The Millionaire Next Door: The Surprising Secrets of America’s Wealthy by Thomas J. Stanley
The Millionaire Next Door is a national bestseller. It highlights the importance of underconsumption for the purpose of long-term investment. Thomas J. Stanley explains how minor modifications in spending and saving habits can lead to major wealth accumulation. He dedicated a large portion of his life to studying how millionaires acquire their wealth. As a result of his research, he discovered and identified seven factors of a typical millionaire. Stanley was shocked to find that a majority of millionaires don’t drive fancy cars or have lavish lifestyles. They simply know how to manage their money in a sustainable way. The idea is that anyone can become a millionaire if they live below their means, save money, and invest well. If you’re on the road to financial independence, consider taking a few key pieces of advice from the millionaire next door!
Thou Shall Prosper: Ten Commandments for Making Money by Rabbi Daniel Lapin
Despite being based on old-world principles, Thou Shall Prosper: Ten Commandments for Making Money is a timeless approach to creating a life full of prosperity.

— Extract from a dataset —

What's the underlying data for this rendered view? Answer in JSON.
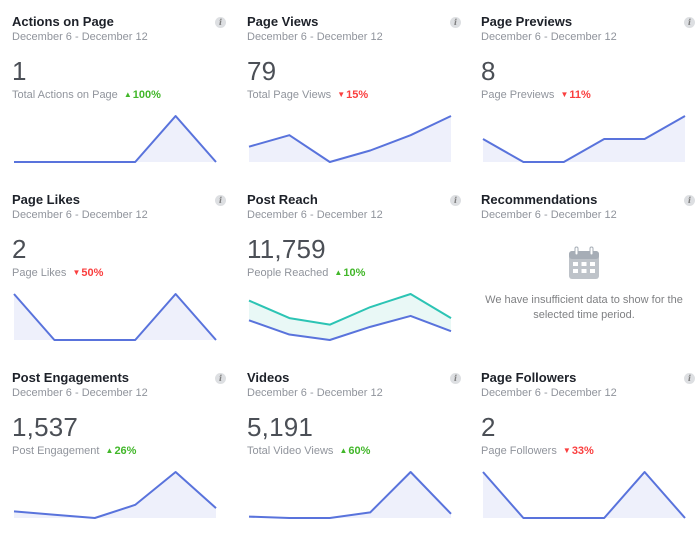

The wealth-building principles in this book are connected with lessons from the ancient Jewish religion. It compares time-old stories with contemporary events to help readers discover the timeless truths and traditions about money. Rabbi Daniel Lapin outlines the ten fundamental commandments relating to money and business. By combining spiritual and financial wisdom, this book is a great tool for developing practical and valuable wealth-building principles.
In my Money Mastery book, you can see my entire list of recommended business, financial and real estate readings. The five above are just a few of my favorites! I strongly encourage you to take a few hours each week to sit down and read. You’d be surprised by the knowledge and skills you can obtain from just one book! Some of the best books I’ve ever read have been recommendations from other people. What would you recommend as your favorite money-related book?